Dynamic weighted fusion of adaptive classifier ensembles based on changing data streams

Dynamic weighted fusion of adaptive classifier ensembles based on changing data streams

Pagano, Christophe and Granger, Eric and Sabourin, Robert and Marcialis, Gian Luca and Roli, Fabio

Lecture Notes in Computer Science (including subseries Lecture Notes in Artificial Intelligence and Lecture Notes in Bioinformatics) 2014

Abstract : Adapting classification systems according to new input data streams raises several challenges in changing environments. Although several adaptive ensemble-based strategies have been proposed to preserve previously-acquired knowledge and reduce knowledge corruption, the fusion of multiple classifiers trained to represent different concepts can increase the uncertainty in prediction level, since only a sub-set of all classifier may be relevant. In this paper, a new score-level fusion technique, called Swavgh, is proposed where each classifier is dynamically weighted according to the similarity between an input pattern and the histogram representation of each concept present in the ensemble.

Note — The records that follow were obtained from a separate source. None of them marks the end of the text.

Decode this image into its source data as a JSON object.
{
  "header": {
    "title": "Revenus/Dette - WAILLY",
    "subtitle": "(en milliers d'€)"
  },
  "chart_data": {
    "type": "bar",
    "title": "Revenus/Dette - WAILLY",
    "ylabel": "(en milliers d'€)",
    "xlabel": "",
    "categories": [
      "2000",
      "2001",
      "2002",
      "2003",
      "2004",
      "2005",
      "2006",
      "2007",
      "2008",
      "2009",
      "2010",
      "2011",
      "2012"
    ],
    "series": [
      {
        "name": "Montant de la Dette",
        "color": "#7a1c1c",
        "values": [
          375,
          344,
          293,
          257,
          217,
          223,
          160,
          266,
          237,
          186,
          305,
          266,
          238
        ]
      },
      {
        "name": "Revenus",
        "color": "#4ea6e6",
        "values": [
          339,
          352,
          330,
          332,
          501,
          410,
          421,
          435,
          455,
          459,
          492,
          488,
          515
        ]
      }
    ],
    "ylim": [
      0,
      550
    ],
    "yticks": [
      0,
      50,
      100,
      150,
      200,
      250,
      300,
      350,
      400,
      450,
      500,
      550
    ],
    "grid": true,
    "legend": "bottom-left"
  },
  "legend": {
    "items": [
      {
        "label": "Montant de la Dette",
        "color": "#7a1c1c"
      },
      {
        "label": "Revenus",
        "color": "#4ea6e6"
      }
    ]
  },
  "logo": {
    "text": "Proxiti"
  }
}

During operations, the Hellinger distance between an input and the histogram representation of every previously-learned concept is computed, and the score of every classifier is weighted dynamically according to the resemblance to the underlying concept distribution. Simulation produced with synthetic problems indicate that the proposed fusion technique is able to increase system performance when input data streams incorporate abrupt concept changes, yet maintains a level of performance that is comparable to the average fusion rule when the changes are more gradual.